We couldn't envision a scenario where Heinz would be displaced by Mitsubishi ketchup and Kleenex would be trumped by Sumitomo tissues, the two all-powerful conglomerates that strode the world with majesty and power.
Heinz and Kimberly were safe havens, islands that could withstand the onslaught.
Heinz stayed dominant right until the end, the end being Warren Buffet's takeover bid for the company. He has always loved iconic brands and few brands are as iconic as Heinz.
One of them is Kleenex, which, of course, is a name that people call all tissues including the ones I now buy from Costco as the Kirkland brand seemed every bit as good as the Kimberly-Clark version and much cheaper. Kleenex is generic. It's like Xerox when people used to Xerox.
I regard the shrinkage in stock, to 393 million shares from 445 million, to be a sign of a meaningful buyback, not a phony one that does little except make up for options granted to management. And the $0.81 quarterly dividend is nothing to sneeze at either.
Yet in the end, as great as Kimberly-Clark is, the company grows at about 7 percent but is selling for 17x earnings. I don't like recommending stocks that have a P/E ratio more than twice the growth rate. And while the dividend is outsized, the stock's moved up so much that the yield is only 3.5 percent, a nice amount but not what I would call a floor by any means, except relative to some of its cohort like Conagra, Procter, or Kellogg.
That's why I share Goldman's sentiment that it is time to part ways with a terrific stock like Kimberly with the idea that it will move lower and a better entry point awaits. I dwell in Kimberly because I can't recall another time when it was this expensive vs. earnings and I just can't countenance buying the darned thing.

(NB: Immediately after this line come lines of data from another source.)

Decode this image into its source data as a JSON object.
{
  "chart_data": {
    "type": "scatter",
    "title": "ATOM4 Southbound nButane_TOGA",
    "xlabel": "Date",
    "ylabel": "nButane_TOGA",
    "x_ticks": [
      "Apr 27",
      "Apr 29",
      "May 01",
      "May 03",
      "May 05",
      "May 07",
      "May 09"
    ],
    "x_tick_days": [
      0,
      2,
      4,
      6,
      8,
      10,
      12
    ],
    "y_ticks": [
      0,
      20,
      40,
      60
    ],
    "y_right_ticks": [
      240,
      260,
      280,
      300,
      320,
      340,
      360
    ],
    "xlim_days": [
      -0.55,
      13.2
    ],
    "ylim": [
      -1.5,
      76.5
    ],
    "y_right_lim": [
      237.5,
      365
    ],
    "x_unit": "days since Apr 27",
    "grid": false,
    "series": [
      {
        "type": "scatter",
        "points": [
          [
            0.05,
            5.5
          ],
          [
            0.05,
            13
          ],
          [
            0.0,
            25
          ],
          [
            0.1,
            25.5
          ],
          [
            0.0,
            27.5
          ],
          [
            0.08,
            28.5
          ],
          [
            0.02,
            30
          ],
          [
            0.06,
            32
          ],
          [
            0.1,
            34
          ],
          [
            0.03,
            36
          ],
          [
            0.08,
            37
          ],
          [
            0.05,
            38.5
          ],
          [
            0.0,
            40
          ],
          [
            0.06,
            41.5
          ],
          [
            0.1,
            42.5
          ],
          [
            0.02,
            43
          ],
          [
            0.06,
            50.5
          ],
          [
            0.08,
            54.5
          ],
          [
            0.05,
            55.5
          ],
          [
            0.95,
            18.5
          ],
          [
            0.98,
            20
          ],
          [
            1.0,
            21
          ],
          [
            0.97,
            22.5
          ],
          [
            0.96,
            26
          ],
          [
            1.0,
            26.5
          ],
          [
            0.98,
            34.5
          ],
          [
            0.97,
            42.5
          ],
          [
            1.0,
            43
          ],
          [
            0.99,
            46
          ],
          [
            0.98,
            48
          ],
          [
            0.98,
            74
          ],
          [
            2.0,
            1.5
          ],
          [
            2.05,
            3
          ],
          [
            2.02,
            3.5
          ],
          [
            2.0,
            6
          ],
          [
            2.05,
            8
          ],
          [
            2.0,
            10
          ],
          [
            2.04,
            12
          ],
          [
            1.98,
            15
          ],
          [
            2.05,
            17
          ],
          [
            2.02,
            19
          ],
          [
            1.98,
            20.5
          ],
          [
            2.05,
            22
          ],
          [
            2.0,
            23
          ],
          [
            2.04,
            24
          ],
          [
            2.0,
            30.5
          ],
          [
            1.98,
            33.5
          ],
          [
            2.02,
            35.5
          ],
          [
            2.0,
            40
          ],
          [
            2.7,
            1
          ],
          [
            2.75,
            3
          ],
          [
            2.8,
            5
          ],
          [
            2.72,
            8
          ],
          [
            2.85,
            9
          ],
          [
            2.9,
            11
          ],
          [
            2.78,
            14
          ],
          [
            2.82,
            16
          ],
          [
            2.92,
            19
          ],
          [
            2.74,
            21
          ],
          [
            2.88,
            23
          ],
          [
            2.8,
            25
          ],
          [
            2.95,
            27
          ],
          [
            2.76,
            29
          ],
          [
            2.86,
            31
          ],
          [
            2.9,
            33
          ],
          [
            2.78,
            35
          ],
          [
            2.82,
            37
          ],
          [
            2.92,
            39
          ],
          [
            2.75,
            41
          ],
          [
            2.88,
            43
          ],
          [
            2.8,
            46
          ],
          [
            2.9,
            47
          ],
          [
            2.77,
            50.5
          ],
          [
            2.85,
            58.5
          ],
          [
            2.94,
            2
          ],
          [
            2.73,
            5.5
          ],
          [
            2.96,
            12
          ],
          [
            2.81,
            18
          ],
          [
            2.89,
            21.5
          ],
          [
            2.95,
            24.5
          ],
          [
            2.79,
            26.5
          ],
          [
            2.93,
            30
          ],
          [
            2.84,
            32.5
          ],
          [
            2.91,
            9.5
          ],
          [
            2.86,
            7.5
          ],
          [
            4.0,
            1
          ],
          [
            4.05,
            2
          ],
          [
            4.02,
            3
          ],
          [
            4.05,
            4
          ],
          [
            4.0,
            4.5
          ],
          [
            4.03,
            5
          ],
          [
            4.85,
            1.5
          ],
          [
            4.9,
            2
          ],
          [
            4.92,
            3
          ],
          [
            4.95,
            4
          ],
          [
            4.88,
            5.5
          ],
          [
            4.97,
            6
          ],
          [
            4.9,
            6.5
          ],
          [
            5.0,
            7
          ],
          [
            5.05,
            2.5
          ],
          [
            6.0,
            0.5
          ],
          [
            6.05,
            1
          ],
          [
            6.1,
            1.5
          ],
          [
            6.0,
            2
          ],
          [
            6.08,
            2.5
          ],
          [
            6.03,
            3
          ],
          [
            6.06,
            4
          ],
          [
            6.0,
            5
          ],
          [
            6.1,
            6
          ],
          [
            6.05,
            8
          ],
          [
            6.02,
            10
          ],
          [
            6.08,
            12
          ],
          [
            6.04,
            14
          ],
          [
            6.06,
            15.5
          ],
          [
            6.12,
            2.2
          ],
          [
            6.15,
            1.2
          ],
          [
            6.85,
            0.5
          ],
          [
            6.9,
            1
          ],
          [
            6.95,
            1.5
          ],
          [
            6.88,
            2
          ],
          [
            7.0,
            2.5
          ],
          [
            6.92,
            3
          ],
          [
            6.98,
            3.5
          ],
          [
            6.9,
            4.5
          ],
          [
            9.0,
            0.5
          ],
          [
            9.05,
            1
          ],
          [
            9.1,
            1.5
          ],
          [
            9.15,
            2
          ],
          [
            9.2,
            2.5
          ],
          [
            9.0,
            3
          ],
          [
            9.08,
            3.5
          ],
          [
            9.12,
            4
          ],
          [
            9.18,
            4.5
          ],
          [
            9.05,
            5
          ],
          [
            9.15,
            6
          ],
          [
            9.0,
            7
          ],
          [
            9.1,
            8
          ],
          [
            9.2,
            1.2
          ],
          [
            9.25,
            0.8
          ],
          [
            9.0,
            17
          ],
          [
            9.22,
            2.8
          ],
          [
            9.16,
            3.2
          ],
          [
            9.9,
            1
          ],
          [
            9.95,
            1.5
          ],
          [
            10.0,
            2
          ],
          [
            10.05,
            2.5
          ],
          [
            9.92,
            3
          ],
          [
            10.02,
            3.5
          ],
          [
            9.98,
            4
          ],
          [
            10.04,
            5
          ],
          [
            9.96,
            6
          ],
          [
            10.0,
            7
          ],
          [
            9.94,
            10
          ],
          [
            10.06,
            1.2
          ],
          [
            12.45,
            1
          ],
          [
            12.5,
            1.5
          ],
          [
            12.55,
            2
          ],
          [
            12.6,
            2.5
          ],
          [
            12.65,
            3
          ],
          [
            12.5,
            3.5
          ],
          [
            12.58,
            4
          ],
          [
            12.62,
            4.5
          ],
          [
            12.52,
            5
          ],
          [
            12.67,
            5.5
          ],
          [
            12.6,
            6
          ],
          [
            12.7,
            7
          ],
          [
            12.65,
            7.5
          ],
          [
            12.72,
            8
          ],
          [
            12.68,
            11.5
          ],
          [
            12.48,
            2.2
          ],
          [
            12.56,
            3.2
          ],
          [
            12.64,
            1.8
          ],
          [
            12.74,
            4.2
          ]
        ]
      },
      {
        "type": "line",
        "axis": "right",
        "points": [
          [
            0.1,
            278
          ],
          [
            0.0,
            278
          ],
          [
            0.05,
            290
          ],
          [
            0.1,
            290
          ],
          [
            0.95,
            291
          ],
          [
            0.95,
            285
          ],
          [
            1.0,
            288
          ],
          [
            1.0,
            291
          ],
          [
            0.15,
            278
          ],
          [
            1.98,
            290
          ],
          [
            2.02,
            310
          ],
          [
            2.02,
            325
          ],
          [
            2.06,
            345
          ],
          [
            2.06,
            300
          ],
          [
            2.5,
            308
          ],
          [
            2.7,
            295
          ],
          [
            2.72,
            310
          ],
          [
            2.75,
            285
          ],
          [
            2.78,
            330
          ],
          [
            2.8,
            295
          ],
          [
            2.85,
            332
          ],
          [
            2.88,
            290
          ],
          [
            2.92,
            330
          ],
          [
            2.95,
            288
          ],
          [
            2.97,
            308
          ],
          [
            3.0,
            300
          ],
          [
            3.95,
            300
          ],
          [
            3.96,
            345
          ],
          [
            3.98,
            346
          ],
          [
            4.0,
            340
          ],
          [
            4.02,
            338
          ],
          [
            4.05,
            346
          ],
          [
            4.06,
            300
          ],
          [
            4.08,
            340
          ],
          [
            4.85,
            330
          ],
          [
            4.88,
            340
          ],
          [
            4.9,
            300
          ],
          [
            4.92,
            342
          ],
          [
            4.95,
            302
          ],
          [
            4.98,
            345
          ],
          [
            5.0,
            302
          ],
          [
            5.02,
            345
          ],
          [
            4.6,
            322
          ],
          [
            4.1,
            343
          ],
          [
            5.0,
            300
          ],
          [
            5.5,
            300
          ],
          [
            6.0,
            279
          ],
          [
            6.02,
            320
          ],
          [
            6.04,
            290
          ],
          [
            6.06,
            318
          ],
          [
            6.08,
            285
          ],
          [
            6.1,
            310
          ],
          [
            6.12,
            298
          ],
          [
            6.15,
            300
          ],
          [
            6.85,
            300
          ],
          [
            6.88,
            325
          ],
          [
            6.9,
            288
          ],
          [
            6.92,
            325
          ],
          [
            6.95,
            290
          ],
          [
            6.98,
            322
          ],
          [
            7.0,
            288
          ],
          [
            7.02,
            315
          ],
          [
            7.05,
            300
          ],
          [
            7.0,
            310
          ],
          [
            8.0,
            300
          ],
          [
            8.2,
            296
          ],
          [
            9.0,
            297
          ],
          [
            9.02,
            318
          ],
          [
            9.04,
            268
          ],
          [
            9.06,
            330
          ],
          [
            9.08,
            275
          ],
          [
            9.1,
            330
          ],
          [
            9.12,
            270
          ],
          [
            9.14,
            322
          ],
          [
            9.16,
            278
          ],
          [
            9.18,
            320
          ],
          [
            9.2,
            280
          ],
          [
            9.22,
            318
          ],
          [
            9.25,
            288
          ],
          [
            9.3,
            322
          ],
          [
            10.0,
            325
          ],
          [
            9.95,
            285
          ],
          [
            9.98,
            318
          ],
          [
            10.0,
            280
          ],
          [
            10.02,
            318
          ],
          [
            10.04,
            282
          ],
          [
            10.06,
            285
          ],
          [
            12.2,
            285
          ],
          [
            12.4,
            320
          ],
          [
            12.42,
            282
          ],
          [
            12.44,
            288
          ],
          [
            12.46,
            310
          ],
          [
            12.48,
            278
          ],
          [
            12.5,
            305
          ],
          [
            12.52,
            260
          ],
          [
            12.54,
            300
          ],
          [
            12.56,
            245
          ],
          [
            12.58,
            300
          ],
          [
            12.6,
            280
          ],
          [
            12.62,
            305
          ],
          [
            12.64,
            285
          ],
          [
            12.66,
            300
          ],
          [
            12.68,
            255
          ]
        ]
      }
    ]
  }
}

I have done a lot of work over the last few months analyzing what my charitable trust has done right and what's been done wrong over the last decade and one of the most important mistakes has been to pay too much for companies with slow or perhaps slowing growth, as Goldman Sachs says is possible with a more rejuvenated Procter & Gamble going after it.
So even Kleenex, at a certain price, is too expensive. As I dab my eyes, I say so long for now to this long-standing recommendation and please don't get a takeover bid without me.
Disclosures: Cramer's charitable trust has no positions in the stocks mentioned.